Max found himself trying
once more to console her. "I'm sure it must really have meant a lot to
him, meeting you. I could see even in the one glance I had, how absorbed
he was----"
"Yes, in his map! He was pointing out his route to me, after Touggourt.
He's chosen Touggourt for his starting-place, because the railway has
just been brought as far as there. And there's a man in Touggourt--an
old Arab explorer--he wants to persuade to go with him if he's strong
enough. He--and some other Arab Richard came to Algiers to see, are the
only two men alive, apparently, who firmly believe in the Lost Oasis
that Sir Knight means to try to find, when he can get his caravan
together, and start across the desert early next autumn after the hot
weather."
"The Lost Oasis? I never heard of it," said Max. "Is there really such a
place somewhere?"
"Richard doesn't know. He only believes in it; and says nearly every one
thinks he's insane. But you must have heard--I thought every one had
heard the old legend about a Lost Oasis--lost for thousands of years?"
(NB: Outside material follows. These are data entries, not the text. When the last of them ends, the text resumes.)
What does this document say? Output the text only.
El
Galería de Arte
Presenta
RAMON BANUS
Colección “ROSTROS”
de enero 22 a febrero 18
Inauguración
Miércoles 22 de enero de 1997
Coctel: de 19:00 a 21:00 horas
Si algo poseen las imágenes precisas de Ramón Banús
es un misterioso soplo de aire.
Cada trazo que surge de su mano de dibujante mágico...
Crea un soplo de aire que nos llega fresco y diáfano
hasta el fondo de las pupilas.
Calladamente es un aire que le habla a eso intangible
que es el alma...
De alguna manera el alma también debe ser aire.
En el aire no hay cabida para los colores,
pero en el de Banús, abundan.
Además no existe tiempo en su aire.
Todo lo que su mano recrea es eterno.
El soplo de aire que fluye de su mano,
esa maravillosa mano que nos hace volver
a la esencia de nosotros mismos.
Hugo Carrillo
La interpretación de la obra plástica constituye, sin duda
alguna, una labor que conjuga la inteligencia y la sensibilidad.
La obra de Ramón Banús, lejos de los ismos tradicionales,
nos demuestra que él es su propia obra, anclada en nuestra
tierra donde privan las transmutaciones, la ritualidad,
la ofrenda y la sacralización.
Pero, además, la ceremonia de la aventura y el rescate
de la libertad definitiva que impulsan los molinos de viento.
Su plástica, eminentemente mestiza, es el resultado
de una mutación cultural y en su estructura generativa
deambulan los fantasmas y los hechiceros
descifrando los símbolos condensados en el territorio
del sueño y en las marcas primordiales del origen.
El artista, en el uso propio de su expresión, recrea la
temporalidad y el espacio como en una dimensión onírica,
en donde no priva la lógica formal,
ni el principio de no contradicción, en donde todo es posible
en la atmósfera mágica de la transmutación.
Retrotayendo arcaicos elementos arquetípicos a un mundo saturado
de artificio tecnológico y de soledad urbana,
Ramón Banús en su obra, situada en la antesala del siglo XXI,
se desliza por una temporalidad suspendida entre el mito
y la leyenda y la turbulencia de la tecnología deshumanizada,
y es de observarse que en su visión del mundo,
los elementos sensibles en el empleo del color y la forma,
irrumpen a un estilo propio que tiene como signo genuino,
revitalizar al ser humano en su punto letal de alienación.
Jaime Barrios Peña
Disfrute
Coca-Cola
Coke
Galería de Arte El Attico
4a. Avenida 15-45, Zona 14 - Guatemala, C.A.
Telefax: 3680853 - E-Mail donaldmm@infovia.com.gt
"I'm afraid not. I haven't any desert lore." As Max made this answer,
last night's dream came back, rising for an instant before his eyes
like a shimmering picture, a monochrome of ochre-yellow. Then it faded,
and he saw again the silver sky behind darkening pines, plumed
date-palms, the delicate fringe of pepper trees, and black columns of
towering cypress.
"All mine has come from Sir Knight: stories he's told me and books he's
given me. Long ago he talked about the Lost Oasis. I thought of it as a
thrilling fairy story. But he believes it may exist, somewhere far, far
east, beyond walls of mountains and shifting sand-dunes, between the
Sahara and the Libyan deserts."
"Wouldn't other explorers have found it, if it were there?"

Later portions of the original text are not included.